# Thread: Word problems (pun intended)

1. ## Word problems (pun intended)

I'm having issues setting up a correct equation to solve these 2 problems. I have the answers to the problems I'm just not sure how to get there.

Beth can walk six miles in the same time she can bike 32 miles. If her biking rate is one more than five
times her walking rate, how fast does she walk?

Zack is standing near an 8-foot street lamp. His distance from the base of the lamppost is two feet more
than his height. The length of his shadow is four times his height. How tall is Zack?

2. Originally Posted by Twan
I'm having issues setting up a correct equation to solve these 2 problems. I have the answers to the problems I'm just not sure how to get there.

Beth can walk six miles in the same time she can bike 32 miles. If her biking rate is one more than five
times her walking rate, how fast does she walk?

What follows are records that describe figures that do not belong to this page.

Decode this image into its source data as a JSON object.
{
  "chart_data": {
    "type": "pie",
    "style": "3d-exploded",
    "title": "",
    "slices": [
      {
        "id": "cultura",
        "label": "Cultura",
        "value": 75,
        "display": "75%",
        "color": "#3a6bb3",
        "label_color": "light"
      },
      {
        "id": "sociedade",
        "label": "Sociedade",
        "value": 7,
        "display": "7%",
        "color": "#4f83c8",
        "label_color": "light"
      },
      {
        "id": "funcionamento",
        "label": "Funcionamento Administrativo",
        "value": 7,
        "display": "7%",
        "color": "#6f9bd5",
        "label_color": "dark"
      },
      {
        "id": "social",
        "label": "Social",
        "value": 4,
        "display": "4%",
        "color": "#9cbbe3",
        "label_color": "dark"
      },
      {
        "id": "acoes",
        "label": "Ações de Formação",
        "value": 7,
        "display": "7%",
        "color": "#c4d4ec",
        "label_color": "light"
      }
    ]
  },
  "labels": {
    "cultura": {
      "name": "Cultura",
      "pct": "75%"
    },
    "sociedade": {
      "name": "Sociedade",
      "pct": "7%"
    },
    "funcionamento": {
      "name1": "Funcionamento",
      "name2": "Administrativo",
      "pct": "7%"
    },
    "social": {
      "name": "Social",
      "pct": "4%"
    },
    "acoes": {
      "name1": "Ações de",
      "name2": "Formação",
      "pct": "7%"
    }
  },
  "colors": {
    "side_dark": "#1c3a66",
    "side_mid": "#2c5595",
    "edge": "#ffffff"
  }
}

Zack is standing near an 8-foot street lamp. His distance from the base of the lamppost is two feet more
than his height. The length of his shadow is four times his height. How tall is Zack?
Let Beth's walking rate be x.
Her biking rate is 5x+1.

$\frac{6}{x}=\frac{32}{5x+1}$

$\frac{3}{x}=\frac{16}{5x+1}$

$16x=15x+3$

$x=3$

---------------------------------------------------------------------------------------------------------------------------------------------

Refer diagram.

AB is Zack.
LO is lamp.

$\frac{AB}{LO}=\frac{BS}{OS}$

Let Zack's height be h feet.

$\frac{h}{8}=\frac{4h}{4h+2+h}$

$\frac{h}{8}=\frac{4h}{5h+2}$

$\frac{1}{8}=\frac{4}{5h+2}$

$5h+2=32$

$5h=50$

$h=6$ feet

Zack is 6 feet tall.

3. Ah I see now, thank you.

edit: the proportion i get with that problem leaves me with an exponent and i dunno how to solve that one out.

4. ..

so glad my major doesn't entail a lot of math

5. Hello, Twan!

Beth can walk six miles in the same time she can bike 32 miles.
If her biking rate is one more than five times her walking rate, how fast does she walk?

We will use: . $\text{Distance} \:=\:\text{Rate} \times \text{Time} \quad\Rightarrow\quad T \:=\:\frac{D}{R}$

Let: . $\begin{array}{ccc} r &=& \text{walking rate} \\ 5r+1 &=& \text{biking rate} \end{array}$

She walks 6 miles at $r$ mph.
. . This takes her: . $\frac{6}{r}$ hours.

She bikes 32 miles at $5r+1$ mph.
. . This takes her: . $\frac{32}{5r+1}$ hours.

These times are equal: . $\frac{6}{r} \:=\:\frac{32}{5r+1}$

Now solve for $r.$

Zack is standing near an 8-foot street lamp.
His distance from the base of the lamppost is two feet more than his height.
The length of his shadow is four times his height.
How tall is Zack?
Code:
    C *
|   *
|       *   A
|           o
8 |           |   *
|          h|       *
|           |           *
* - - - - - o - - - - - - - *
D   h+2     B       4h        E

Zack is $AB = h.$

The street lamp is $CD = 8.$

We are told that: . $DB \:=\:h+2,\;BE \:=\:4h.$
We see that: $DE \:=\:5h+2$

From the similar right triangles: . $\frac{DE}{CD} \,=\,\frac{BE}{AB} \quad\Rightarrow\quad \frac{5h+2}{8} \:=\:\frac{4h}{h}$

We have: . $\frac{5h+2}{8} \:=\:4 \quad\Rightarrow\quad 5h+2 \:=\:32 \quad\Rightarrow\quad 6h \:=\:30$

Therefore: . $h \:=\:6$ . . . Zack is 6 feet tall.